Conure behavior

My sun conure became obsessed with her ‘snuggler’ felt hideaway in the same way. It was to the point where she would lay eggs and get egg bound when we put it back in for her. Unfortunately she had to go years without it due to this romantic obsession. She just passed this year at 15 years old of a fast unknown illness 😢
I'm so sorry for your loss. I'm sure she was a wonderful companion. I know the condolences do not soften the loss, but I appreciate that you've shared your story here.
If you have any pictures or stories of your bird and would like to share, feel free fo.
 
Thank you for the advice and warning. If he does start behaving in a potentially negative way, what stepson should I take regarding it? Do I remove his Cozy Corner?
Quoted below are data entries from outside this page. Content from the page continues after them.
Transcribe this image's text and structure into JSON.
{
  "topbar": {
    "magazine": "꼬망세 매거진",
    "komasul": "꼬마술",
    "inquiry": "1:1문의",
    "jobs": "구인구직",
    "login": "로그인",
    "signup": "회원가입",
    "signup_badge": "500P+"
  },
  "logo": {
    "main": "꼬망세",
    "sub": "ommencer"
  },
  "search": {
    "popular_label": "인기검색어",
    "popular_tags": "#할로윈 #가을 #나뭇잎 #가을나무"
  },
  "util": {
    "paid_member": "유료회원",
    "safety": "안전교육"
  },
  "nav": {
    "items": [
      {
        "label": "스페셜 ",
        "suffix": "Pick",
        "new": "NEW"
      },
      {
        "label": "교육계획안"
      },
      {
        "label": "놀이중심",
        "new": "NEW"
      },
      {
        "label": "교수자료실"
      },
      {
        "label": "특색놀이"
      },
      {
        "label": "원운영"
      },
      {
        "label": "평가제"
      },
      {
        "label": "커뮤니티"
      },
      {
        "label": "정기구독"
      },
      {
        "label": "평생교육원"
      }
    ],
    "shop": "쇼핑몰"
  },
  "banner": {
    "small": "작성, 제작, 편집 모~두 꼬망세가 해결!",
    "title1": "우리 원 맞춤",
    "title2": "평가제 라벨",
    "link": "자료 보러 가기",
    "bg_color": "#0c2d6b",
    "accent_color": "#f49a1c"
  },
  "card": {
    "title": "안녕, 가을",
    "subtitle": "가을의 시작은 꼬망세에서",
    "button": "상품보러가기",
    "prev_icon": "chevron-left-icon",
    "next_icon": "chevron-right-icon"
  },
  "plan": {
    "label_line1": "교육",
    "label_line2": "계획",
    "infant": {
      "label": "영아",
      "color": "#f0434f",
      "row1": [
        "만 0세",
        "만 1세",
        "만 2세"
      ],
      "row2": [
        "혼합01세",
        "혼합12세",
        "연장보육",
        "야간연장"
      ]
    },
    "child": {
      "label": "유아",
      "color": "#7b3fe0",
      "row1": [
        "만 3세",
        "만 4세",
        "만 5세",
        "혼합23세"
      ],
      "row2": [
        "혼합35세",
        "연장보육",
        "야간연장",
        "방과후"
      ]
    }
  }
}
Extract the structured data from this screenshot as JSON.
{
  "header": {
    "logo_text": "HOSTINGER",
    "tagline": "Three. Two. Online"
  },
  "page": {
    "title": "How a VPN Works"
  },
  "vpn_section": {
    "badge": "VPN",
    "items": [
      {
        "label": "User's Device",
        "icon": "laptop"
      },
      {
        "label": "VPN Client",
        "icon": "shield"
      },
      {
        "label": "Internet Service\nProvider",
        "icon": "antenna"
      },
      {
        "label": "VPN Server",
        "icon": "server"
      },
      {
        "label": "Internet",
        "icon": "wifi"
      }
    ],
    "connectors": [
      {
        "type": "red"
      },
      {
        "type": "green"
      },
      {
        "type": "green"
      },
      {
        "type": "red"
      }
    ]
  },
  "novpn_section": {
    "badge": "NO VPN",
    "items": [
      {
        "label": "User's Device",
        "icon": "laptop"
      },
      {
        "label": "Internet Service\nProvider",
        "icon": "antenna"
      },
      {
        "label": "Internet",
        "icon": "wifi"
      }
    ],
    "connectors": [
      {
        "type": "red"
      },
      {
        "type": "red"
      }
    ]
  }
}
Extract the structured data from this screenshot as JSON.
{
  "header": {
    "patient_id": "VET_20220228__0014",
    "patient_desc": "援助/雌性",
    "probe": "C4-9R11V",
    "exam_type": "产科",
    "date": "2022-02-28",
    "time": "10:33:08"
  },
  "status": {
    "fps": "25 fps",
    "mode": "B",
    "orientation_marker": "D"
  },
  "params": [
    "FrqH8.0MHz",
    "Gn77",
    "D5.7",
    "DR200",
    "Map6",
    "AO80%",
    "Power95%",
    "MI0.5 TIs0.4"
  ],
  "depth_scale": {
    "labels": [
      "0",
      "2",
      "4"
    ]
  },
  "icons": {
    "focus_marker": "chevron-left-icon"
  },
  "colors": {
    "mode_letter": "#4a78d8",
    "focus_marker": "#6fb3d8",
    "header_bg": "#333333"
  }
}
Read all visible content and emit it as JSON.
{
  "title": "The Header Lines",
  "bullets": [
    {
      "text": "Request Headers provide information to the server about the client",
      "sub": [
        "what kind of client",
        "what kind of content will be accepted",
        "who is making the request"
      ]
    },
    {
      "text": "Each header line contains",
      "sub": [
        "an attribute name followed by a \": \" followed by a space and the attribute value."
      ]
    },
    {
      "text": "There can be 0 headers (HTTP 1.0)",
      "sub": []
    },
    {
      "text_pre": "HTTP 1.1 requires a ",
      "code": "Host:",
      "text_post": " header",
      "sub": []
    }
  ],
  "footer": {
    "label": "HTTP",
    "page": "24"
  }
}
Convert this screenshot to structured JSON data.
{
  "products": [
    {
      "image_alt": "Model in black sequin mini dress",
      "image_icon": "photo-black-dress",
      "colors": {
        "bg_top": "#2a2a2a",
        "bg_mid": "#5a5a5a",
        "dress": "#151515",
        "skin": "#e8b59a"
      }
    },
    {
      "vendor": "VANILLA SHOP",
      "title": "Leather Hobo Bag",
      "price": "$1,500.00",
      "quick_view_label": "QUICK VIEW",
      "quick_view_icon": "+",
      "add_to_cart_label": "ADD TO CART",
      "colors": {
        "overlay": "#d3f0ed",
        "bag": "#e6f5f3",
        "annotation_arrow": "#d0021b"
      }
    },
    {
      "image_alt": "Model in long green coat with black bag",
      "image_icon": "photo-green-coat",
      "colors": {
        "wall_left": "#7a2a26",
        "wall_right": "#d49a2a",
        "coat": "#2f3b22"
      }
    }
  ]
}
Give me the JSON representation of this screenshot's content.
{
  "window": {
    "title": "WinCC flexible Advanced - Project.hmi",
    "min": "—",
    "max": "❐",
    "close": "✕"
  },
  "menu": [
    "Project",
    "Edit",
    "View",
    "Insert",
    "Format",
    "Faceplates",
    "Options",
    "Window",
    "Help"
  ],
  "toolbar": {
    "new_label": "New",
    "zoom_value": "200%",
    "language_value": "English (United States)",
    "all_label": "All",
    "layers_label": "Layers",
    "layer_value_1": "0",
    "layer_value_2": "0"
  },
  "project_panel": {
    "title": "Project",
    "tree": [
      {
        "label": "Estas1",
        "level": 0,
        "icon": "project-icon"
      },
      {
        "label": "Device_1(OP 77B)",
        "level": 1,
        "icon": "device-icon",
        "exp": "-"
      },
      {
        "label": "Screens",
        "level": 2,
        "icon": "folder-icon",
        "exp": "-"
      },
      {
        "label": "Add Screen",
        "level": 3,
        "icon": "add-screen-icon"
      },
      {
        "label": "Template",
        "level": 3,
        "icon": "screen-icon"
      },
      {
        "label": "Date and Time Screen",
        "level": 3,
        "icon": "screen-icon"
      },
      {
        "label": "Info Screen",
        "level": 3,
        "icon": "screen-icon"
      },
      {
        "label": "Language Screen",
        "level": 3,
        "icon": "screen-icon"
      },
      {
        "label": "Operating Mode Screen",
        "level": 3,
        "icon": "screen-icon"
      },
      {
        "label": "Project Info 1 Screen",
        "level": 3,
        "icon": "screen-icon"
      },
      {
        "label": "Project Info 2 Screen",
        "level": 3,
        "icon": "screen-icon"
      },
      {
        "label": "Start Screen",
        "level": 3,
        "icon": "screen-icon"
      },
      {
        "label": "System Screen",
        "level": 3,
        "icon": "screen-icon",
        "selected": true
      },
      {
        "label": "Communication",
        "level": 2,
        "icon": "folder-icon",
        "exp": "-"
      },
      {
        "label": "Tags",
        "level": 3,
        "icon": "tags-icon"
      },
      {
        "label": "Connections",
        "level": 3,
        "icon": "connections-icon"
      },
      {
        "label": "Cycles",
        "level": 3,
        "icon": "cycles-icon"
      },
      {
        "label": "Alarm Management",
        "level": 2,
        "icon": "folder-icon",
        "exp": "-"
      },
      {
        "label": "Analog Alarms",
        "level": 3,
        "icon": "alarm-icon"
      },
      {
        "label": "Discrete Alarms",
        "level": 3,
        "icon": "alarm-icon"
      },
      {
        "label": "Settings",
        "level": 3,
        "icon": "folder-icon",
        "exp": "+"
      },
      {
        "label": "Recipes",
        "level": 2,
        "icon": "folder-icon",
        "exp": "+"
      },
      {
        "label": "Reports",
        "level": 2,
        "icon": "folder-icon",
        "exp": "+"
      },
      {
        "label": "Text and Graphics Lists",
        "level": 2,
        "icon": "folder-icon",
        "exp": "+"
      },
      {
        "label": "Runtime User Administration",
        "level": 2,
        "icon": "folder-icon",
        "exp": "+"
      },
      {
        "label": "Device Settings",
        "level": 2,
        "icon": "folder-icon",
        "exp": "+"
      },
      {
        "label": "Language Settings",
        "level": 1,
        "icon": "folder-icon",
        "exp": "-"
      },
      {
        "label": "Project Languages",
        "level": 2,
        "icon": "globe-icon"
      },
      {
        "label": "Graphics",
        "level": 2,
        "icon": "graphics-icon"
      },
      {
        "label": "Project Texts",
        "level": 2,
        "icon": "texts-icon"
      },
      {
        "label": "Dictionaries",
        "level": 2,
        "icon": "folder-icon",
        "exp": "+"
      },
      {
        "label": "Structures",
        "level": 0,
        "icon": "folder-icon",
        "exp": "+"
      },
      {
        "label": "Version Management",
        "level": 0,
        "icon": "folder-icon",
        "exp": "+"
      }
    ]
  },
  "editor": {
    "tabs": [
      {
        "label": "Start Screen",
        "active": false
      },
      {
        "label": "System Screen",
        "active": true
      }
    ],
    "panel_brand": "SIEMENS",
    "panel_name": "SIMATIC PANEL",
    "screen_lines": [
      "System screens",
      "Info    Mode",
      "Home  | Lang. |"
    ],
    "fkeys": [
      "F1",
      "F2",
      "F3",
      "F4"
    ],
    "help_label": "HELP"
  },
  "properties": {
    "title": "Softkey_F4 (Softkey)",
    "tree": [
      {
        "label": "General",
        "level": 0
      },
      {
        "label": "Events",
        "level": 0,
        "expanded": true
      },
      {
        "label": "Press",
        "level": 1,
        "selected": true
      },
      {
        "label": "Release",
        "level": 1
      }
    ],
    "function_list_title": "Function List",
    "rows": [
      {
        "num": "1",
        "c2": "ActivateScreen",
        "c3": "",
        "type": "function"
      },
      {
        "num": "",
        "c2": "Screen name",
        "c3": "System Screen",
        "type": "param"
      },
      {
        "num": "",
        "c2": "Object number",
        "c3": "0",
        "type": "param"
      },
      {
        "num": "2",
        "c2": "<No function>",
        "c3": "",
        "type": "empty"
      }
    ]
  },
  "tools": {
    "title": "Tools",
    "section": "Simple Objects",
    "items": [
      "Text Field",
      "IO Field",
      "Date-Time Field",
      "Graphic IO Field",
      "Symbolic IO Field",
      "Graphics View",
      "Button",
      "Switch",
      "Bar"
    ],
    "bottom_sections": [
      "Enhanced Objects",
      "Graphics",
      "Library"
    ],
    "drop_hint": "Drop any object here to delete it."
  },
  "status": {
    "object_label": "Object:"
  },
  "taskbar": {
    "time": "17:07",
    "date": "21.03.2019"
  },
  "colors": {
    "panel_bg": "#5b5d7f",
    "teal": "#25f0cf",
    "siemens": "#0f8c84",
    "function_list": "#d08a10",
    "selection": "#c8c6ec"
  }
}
As for the danger presented to my budgies, I know it's a risk. I don't let them out together without supervision, and they are caged separately. This doesn't guarantee safety, but they seem alright for the time being.

Your options very much depend on your bird and the type of behaviors you are seeing. Conures are highly intelligent and so I would recommend you prefix any action with a question - now how would I feel if this were me? and how would I approach this for a child? (because lets be honest - they are birds with bird tendencies but they're also very like children in the way they act yes?)

If he acts defensive and protective of a single object or person then simply removing that object may cause more issues than it fixes. Imagine if someone took away your most treasured person .. you might pine, you might act angrily towards the "thief", you might go looking for a new treasured person (but do you have one available?).

With my rescue conure we found that separation was NOT the way to go so I had to engage in some "transference" and "redirection" of that affection. I arranged for him to spend some time with another rescue bird that was bigger than him, so there could be no bullying, and the bigger bird was of a calmer disposition which helped to reduce the "outbursts". Over time, he worked out that when I was gone, the Galah stayed. And when the Galah left, I was there. He no longer had a "single" thing to obsess over and he always had at least one source of company and affection so he no longer needed to act out with "separation anxiety".

So for you, I'd suggest giving him "more" options rather than less. Play time with the budgies is FANTASTIC "but" if he gets a little too domineering or uses his size and energy to overpower them, then perhaps consider upsizing his companion. Could you not get him a wee girl conure??? :love
 
I'm so sorry for your loss. I'm sure she was a wonderful companion. I know the condolences do not soften the loss, but I appreciate that you've shared your story here.
If you have any pictures or stories of your bird and would like to share, feel free fo.
Thank you, it is hard. They live so long with so few signs of aging that they seem immortal. I haven't looked at pictures again yet, but I think I will soon. The house sure is quiet without a sun conure!

You know you have a conure when your neighbors can determine your indoor bird's mood... :idunno
 
My conure Monty recently started trying to mate with his Cozy Corner.
It's probably normal, but is there anything I should do?

This behaviour will likely lead to aggression towards you, protecting his 'mate'. What does his cozy corner look like? I don't like giving my birds 'hidey holes' that imitate nests, as naturally hormonal enough in Spring without giving them somewhere to nest.

I think your response to this behaviour really depends on what you want for your conure. If you're okay with him bonding with a budgie and wanting to breed (he wouldn't be able to, but he doesn't know that), let him, but be aware that he will likely become less friendly towards humans and probably show aggression. On the other hand, if you want him to be a human companion, it's probably time you phase out anything that looks dark and cozy and remotely like a nesting site.
 
This behaviour will likely lead to aggression towards you, protecting his 'mate'. What does his cozy corner look like? I don't like giving my birds 'hidey holes' that imitate nests, as naturally hormonal enough in Spring without giving them somewhere to nest.

I think your response to this behaviour really depends on what you want for your conure. If you're okay with him bonding with a budgie and wanting to breed (he wouldn't be able to, but he doesn't know that), let him, but be aware that he will likely become less friendly towards humans and probably show aggression. On the other hand, if you want him to be a human companion, it's probably time you phase out anything that looks dark and cozy and remotely like a nesting site.
Thank you for this reply. Very helpful and informative. He has only been frisky with his Cozy Corner a couple times. It's a cushioned fleece that attaches near a perch for cuddling/preening. It is not like a hut.
He is never around the budgies without supervision, and they are caged separately.
Today has been a monumental one. It seems as if his fear of hands has finally lessened.
He'd already been comfortable stepping up on my arm IF I have a sleeve, but he's always been terrified of hands. (The breeder was grabby.) Yesterday, he stepped up onto my hand. Today, I gave him his first scritches. (He'd always fled or bitten me when I'd attempted before.) Feels like a big victory.

Going to continue to do my best and will seek advice as needed.